Morse Functions and Molecules


1. Molecular Surfaces: A Review

M. Connolly
Network Science
1996

Motivation: We would like to understand general techniques used in computations and visualization of molecular surfaces.

Goal of This Research: To tie together ideas from graphics, physics, and protein behavior and structure in order to understand how to do computations and visualizations of molecules.

Goal of This Paper: To present ideas from graphics, physics, and protein behavior and structure to summarize methods used in computations and visualization of molecules. The topics include:

  1. Physical molecular models
    1. Atom and bond models
    2. Regular symmetric models
    3. Orbital models
    4. Folded chain models
  2. Electron density fitting

    Molecular graphics is applied to X-ray crystallography.

  3. Solvent-accessible surfaces

    Determining which hydrophobic regions of a protein will fold is useful in modeling protein folding.

  4. Molecular surface graphics

    Rendering images of molecules, especially proteins.

  5. Molecular volume and protein packing

    Computing van der Waals volume of a molecule and packing, to identify pockets and tunnels in proteins.

  6. Shapes of small molecules and proteins
  7. Designing drugs based on shape
  8. Protein-protein interactions
  9. Surface biology, chemistry, and physics

    Studying surfaces of molecules to analyze their behaviors.

Results: Techniques for computations and visualizations for molecular surfaces have been presented, with emphasis on solvent-accessibility ideas. Physical models, X-ray crystallography, molecular graphics, and drug design were also covered.


2. On the Definition and Construction of Pockets in Macromolecules

H. Edelsbrunner, M. Facello, and J. Liang
Discrete Applied Mathematics
Volume 88, Pages 83-102
1998

Motivation: We would like a mathematically precise definition of a pocket in a protein. Pockets in a given protein are important to identify because they are the places where another protein can attach (and hence interact) with the given protein. Unfortunately, we cannot use topology alone to define pockets, since a deep pocket and a flat surface are topologically the same.

Goal of This Research: To be able to automatically analyze the geometry of a protein so that we can analyze its interactions with other proteins.

Goal of This Paper: This paper defines a pocket in a protein as follows. Think of a protein as a closed volume. Then take the complement C of this volume. Now if C contains a region of limited accessibility from the outside, then the protein contains a pocket in that region. This paper describes the algorithm based on this idea and shows how it performs on various known proteins.

Results: The algorithm for detecting pockets cannot find shallow pockets.


3. Molecular Shape Analysis Based upon the Morse-Smale Complex and the Connolly Function

F. Cazals, F. Chazal, and T. Lewiner
Proceedings of the 19th ACM Symposium on Computational Geometry (SoCG)
Pages 351-360
2003

Motivation: Understanding the structure of proteins is essential to understanding how they behave. We would like to analyze how several proteins attach to each other to form a protein complex. This process of attaching is called docking.

Goal of This Research: Given a set of proteins, how can they or will they dock?

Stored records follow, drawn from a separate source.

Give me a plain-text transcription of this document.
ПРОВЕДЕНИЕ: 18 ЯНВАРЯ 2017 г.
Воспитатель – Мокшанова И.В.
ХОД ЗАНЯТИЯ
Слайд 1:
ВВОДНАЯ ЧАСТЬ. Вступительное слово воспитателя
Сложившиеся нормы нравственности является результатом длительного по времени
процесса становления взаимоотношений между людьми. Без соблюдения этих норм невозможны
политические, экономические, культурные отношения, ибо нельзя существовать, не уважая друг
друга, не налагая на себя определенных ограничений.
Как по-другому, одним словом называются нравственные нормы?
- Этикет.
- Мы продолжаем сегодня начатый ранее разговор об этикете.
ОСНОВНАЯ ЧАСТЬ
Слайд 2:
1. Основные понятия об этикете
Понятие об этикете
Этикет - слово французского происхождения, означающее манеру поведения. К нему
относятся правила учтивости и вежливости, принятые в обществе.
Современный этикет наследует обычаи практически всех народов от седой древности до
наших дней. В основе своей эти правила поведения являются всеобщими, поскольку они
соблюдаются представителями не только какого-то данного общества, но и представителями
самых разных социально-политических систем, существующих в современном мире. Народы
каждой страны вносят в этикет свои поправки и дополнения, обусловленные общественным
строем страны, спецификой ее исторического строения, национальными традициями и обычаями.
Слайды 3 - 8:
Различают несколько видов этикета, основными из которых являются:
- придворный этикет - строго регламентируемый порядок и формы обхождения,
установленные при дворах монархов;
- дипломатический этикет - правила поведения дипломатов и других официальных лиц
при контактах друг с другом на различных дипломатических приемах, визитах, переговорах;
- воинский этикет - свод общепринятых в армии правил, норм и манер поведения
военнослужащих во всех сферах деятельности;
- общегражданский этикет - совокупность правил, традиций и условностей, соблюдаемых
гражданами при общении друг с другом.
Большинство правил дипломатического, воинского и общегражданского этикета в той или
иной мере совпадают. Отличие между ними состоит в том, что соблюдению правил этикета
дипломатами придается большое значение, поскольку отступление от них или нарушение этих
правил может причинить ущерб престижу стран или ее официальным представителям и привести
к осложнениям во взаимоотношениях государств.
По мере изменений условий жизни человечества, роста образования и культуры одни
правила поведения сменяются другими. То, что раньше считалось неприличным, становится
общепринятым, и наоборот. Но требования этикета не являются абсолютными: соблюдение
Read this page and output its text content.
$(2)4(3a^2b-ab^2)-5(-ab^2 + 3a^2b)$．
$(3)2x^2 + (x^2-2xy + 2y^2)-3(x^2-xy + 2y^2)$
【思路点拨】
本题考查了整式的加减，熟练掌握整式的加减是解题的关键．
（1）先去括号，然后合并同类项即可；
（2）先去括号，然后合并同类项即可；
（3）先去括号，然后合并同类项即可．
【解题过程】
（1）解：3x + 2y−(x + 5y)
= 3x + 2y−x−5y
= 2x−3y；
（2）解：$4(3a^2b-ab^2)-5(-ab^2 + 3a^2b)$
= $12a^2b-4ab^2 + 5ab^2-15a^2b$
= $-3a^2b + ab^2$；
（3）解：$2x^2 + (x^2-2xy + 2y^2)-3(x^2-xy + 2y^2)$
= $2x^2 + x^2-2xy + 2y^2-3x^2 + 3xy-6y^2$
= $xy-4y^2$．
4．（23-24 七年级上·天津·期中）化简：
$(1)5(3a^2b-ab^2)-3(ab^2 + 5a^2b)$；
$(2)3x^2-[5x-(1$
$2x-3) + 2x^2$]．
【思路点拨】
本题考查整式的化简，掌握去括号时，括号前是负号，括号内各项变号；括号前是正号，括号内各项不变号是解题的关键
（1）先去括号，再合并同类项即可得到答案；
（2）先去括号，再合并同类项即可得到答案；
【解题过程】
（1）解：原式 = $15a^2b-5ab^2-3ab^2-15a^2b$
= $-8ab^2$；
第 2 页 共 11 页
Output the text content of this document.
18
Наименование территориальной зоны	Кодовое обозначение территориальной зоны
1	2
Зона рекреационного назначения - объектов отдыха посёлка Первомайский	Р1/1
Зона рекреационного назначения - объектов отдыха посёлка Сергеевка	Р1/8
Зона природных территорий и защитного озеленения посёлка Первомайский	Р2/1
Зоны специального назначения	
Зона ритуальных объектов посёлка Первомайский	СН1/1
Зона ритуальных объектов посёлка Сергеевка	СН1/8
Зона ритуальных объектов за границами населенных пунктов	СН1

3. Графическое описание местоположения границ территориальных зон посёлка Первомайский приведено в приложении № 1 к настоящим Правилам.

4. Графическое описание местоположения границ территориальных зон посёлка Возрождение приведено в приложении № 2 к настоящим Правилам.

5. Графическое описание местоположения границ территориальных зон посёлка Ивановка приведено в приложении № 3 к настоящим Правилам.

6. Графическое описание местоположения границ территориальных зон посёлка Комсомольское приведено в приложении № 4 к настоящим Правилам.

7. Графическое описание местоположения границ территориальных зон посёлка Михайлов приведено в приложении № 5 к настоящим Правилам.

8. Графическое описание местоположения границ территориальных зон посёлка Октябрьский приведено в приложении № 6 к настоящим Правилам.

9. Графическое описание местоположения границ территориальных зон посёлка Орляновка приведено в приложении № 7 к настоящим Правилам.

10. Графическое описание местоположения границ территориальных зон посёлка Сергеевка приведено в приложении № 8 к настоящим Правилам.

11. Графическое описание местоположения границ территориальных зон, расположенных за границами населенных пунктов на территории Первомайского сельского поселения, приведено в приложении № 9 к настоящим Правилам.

Goal of This Paper: An algorithm proposed in the mid-1980s tries to predict how proteins will dock based on which knobs (protrusions) can fit into which depressions. This paper extends this idea by adding the Morse-Smale decomposition, based on Morse theory, which can be computed with an O(n log n) algorithm. This decomposition creates a partition of a protein surface in a way that elegantly relates local quantities to global ones. The paper applies this decomposition to the output of Connolly's function, which is a function whose extrema are the knobs and depressions on a protein's surface. Then the paper presents experimental results for several protein models.

Results: Decompositions seem to work well. Whether the techniques in this paper can be used for general shape comparison still needs to be investigated.